The outlook for the pound is closely related to the probability of monetary policy tightening by the Bank of England, Hammer noted.
“However, both low inflation and signs it will be some time before inflation rises towards the Bank of England target have clearly postponed any action from the Bank of England until 2017. This could potentially contribute to further GBP weakness in coming months. The referendum on EU membership has also created political uncertainty and is negative for the currency,” he said.
In terms of the dollar, further rate hikes from the Fed later this year and easing by other central banks should sufficiently support the dollar to finally push it through the recent EUR/USD lows at 1.05, said Hammer. Meanwhile, the euro will continue to hold up very well but new downside risks are on the horizon, according to Hammer.
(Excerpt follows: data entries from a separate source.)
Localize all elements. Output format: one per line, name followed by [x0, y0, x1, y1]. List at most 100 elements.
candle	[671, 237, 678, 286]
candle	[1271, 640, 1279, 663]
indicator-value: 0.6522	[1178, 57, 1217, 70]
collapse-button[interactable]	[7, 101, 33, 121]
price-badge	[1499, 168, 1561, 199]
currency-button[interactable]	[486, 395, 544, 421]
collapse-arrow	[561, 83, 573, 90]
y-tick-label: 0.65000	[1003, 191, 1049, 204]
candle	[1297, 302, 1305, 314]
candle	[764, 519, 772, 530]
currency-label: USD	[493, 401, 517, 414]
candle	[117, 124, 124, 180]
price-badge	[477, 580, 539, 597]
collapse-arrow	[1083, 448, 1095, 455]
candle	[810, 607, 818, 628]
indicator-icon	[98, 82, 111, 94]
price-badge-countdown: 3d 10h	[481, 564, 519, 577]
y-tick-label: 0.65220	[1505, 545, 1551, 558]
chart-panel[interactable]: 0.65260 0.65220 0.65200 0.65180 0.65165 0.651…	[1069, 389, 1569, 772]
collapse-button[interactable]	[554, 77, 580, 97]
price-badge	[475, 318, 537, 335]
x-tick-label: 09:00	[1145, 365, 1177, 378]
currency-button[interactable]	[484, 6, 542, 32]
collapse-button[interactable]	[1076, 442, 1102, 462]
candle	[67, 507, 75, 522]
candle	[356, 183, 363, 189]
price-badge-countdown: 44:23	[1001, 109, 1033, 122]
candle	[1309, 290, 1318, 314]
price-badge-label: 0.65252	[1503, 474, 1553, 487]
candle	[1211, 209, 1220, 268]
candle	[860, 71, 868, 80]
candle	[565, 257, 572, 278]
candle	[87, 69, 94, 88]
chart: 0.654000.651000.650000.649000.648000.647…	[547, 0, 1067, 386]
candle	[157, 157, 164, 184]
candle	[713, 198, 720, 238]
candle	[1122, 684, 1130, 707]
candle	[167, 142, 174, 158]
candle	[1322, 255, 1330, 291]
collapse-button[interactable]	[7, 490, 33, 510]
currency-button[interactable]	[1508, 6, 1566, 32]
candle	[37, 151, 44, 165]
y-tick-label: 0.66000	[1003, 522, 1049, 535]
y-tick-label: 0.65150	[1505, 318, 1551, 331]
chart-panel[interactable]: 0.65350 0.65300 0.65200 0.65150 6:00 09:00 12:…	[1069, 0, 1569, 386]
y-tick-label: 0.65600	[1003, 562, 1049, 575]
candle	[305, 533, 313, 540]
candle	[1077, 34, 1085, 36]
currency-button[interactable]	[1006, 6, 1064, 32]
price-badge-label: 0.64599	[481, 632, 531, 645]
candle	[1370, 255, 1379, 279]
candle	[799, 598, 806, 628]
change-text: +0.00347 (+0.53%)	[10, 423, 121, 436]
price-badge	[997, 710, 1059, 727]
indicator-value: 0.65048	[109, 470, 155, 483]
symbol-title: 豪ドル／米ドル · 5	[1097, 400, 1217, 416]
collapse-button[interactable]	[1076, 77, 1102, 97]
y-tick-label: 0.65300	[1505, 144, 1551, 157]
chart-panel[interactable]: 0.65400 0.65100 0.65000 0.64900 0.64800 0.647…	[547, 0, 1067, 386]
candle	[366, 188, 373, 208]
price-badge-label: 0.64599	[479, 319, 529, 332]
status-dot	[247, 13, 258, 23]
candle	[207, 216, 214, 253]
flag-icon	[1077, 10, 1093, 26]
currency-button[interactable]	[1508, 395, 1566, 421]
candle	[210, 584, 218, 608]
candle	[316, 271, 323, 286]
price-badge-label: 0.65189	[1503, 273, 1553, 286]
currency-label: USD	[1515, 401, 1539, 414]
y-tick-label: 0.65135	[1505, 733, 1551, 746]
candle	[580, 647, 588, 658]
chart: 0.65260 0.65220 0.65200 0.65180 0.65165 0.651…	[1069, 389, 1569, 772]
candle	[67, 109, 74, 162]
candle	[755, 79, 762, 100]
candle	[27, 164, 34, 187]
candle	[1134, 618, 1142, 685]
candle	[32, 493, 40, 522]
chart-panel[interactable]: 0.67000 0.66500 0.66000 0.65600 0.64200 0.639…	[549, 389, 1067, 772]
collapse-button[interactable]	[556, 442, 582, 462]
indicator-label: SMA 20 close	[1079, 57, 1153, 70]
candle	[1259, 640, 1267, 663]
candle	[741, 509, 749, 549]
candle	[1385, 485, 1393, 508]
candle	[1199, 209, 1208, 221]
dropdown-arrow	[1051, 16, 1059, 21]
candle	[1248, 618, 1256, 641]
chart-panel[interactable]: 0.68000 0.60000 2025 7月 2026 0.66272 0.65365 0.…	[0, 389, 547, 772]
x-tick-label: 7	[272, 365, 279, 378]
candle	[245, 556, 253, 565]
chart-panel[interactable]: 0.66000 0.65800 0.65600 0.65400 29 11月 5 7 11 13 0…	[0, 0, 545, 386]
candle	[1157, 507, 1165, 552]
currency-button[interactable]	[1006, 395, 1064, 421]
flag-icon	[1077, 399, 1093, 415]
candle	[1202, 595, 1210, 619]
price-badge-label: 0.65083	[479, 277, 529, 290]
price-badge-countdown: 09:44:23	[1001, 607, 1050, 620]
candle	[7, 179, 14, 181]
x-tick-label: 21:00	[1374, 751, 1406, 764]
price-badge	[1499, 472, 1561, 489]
But overall, market fears so far this year are exaggerated, in Hammer’s view. “Global monetary policy remains very loose. So far only the Federal Reserve has stated it is considering tightening policy and then only gradually. Growth in both the US and Europe are expected to remain reasonable this year with the latter expanding more rapidly than at any time since 2010,” said Hammer.
Meanwhile, he says the rubel remains highly correlated to global oil prices and with Brent set to average $25 per barrel in Q1, the currency strategist sees the dollar/rubel ratio hovering around 82.00 also in Q1, before firming to 80.00 in Q2 and 74.00 in H2-16 on the back of a slight recovery in oil prices.
“For G10 currencies stabilising risk appetite and oil prices mean traders can focus on what matters; the growth outlook, monetary policy and valuation,” said Hammer. “We expect some oversold commodity currencies to partly reverse losses to date. Further, as the ECB has promised to do more, the euro remains a funding currency,” he added.